- Source: James Eversfield
James Eversfield was an English landowner who served as High Sheriff of Sussex.
Life
Baptised on 1 November 1795 in the church of St Laurence in Catsfield, he was the younger son of William Markwick, who later changed his name to Eversfield, and his wife Mary. On 15 June 1815 in the church of St James, Piccadilly he married Mary Crew (1795–1872), daughter of Robert Hawgood Crew, Secretary to the Board of Ordnance, and his wife Mary Sophia Foreman, daughter of John Foreman. In 1818 his elder brother died, making him heir to the family's extensive landholdings, which included the manor and mansion of Catsfield as well as lands in Pevensey, Ninfield, Mountfield, Battle and Bexhill.

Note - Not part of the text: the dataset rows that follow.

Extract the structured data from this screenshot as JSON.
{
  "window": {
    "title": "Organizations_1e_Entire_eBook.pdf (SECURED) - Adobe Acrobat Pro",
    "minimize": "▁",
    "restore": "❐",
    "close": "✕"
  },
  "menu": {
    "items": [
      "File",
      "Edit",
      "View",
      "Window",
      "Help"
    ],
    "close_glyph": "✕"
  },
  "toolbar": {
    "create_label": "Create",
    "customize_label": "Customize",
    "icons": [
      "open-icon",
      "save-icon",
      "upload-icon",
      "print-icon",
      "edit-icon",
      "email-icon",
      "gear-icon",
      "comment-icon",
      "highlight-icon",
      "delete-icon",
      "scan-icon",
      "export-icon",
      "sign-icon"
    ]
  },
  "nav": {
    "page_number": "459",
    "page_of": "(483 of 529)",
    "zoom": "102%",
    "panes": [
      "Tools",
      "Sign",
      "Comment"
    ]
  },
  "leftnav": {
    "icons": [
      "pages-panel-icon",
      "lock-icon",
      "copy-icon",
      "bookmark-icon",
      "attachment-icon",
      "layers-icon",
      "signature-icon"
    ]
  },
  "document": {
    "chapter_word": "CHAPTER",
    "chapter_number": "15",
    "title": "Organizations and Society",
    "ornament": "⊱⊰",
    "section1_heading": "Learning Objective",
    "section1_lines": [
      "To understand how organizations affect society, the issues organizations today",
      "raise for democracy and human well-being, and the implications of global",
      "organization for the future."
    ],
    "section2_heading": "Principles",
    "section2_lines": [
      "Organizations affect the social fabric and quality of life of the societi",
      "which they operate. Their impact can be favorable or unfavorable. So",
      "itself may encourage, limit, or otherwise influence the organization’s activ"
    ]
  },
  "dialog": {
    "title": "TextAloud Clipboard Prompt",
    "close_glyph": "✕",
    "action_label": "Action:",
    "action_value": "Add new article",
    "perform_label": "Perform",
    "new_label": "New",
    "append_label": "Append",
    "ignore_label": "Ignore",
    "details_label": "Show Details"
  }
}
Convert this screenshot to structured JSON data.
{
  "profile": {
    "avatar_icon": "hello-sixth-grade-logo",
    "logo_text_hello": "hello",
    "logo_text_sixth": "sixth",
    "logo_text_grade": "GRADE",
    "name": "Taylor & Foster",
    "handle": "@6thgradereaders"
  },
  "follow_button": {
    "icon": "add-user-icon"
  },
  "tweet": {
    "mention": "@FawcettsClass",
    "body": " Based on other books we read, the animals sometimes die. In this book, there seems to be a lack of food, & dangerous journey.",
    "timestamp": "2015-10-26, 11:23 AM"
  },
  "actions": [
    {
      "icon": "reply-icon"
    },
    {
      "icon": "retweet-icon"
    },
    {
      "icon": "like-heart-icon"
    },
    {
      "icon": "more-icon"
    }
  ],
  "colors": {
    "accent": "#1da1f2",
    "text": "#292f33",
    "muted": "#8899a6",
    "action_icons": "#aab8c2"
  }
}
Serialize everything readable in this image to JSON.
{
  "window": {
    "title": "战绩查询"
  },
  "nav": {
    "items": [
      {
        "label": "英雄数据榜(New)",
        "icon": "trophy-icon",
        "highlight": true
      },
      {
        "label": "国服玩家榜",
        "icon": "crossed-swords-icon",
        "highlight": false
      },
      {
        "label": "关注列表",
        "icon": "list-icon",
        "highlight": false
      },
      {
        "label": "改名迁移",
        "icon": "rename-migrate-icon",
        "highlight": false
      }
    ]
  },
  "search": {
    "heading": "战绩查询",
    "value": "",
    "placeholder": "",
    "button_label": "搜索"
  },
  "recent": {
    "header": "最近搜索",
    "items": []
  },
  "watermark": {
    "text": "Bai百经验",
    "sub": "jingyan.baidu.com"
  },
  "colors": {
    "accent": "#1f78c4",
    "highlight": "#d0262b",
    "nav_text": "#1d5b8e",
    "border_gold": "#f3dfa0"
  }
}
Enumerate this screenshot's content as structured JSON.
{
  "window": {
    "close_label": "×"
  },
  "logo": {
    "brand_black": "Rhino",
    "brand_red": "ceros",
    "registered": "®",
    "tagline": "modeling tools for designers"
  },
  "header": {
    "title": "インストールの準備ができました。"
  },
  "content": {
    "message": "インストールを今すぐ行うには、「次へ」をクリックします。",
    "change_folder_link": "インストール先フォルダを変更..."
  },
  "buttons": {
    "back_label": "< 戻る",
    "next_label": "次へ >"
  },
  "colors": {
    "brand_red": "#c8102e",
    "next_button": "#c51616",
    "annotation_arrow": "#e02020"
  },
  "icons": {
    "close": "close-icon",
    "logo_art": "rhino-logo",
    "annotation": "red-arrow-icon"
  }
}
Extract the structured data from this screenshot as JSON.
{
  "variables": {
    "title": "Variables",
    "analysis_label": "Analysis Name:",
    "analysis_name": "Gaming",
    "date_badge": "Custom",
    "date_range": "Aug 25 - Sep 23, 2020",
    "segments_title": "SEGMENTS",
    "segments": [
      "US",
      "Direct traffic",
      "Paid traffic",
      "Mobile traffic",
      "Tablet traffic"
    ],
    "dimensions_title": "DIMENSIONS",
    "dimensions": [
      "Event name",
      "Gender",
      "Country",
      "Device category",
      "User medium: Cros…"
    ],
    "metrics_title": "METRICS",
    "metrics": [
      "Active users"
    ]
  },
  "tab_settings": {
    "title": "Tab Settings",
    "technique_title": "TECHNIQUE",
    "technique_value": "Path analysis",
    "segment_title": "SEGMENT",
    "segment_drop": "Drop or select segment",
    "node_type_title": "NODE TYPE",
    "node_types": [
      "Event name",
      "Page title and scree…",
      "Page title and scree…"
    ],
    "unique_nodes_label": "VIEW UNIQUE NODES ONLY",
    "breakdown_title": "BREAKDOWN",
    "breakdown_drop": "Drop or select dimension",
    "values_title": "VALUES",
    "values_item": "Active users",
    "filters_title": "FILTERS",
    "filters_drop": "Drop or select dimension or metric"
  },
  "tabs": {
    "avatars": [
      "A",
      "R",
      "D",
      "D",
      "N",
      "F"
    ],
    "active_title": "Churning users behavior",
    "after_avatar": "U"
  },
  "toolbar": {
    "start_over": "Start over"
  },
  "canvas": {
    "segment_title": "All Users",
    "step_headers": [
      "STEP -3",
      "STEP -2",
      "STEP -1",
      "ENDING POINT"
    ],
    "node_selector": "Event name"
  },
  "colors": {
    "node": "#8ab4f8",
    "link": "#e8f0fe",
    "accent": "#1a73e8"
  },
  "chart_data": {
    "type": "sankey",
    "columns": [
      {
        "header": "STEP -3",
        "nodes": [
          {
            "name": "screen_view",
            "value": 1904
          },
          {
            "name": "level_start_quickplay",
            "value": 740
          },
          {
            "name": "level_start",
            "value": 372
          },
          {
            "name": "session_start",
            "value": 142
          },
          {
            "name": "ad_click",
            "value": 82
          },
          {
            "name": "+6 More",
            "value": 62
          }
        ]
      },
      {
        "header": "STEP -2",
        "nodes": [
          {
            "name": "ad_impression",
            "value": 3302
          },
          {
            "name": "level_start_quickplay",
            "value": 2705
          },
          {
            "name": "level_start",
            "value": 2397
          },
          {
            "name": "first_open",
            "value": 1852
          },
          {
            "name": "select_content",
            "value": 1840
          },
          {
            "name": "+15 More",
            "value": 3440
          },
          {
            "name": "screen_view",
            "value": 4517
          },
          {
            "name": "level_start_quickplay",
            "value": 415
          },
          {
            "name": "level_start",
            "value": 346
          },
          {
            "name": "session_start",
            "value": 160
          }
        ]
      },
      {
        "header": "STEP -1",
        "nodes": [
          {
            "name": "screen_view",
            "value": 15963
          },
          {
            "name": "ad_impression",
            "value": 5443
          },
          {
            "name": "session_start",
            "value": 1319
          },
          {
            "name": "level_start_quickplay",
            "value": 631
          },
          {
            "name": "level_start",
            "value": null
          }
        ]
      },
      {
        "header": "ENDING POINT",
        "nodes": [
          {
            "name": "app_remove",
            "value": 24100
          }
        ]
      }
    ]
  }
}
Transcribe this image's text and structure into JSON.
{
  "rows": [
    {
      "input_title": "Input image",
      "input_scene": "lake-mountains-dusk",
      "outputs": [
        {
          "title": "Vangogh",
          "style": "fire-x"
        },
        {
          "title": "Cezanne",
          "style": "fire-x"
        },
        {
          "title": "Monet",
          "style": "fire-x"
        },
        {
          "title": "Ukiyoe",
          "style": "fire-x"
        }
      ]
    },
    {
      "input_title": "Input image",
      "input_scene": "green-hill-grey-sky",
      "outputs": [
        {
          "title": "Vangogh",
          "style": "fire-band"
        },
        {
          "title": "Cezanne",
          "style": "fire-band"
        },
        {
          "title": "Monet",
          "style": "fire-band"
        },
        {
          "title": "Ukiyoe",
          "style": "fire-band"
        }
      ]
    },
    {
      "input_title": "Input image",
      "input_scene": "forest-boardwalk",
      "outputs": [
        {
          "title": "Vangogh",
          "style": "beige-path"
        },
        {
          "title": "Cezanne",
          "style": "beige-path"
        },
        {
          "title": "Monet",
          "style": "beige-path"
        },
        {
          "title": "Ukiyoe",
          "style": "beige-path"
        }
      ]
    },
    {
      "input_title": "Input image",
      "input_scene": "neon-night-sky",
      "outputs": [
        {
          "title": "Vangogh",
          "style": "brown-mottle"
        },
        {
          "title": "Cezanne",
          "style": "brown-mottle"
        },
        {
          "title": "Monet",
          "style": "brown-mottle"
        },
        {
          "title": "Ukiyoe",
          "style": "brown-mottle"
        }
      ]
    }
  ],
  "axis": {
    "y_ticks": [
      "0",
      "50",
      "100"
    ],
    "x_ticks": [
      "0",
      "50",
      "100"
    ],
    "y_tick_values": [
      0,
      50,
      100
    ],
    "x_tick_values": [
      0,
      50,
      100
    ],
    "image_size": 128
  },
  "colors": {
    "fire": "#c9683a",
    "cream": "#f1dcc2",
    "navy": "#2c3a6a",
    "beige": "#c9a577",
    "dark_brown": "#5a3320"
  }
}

He served as High Sheriff of Sussex in 1822. Following the death of his mother in 1823, he sold the Catsfield property and moved to Denne Park outside Horsham. In 1825 he was one of the six proprietors of the Baybridge Canal at West Grinstead. Aged only 30 when he died, his will was proved on 13 Nov 1826.
He and Mary had three children:
Ann Isabella Mary Eversfield (1816–1904), who in 1837 married Charles Goodwin Bethune (1810–1864), who later changed his last name to Eversfield. They had sixteen children, including the cricketer Henry Beauclerk Bethune.
Sophia Eversfield (1819–1901), who in 1845 married Henry Paget, 3rd Marquess of Anglesey, but had no children.
Charles Gilbert Eversfield (1822–1886), who in 1848 married Isabella Pigott (1820–1902). Having no children, they adopted Lucy Barbara Vaughan (1837-1905), his mother's stepdaughter by her third marriage, and she in 1871 married Edward Maximilian Bethune (1842-1912), the eldest surviving son of her adoptive father's elder sister.
His widow Mary in 1827 married Henry Tredcroft (1788-1844), becoming the mother of Edward Tredcroft, and, widowed a second time, in 1847 married the Reverend John James Vaughan (1809-1881), son of Sir John Vaughan.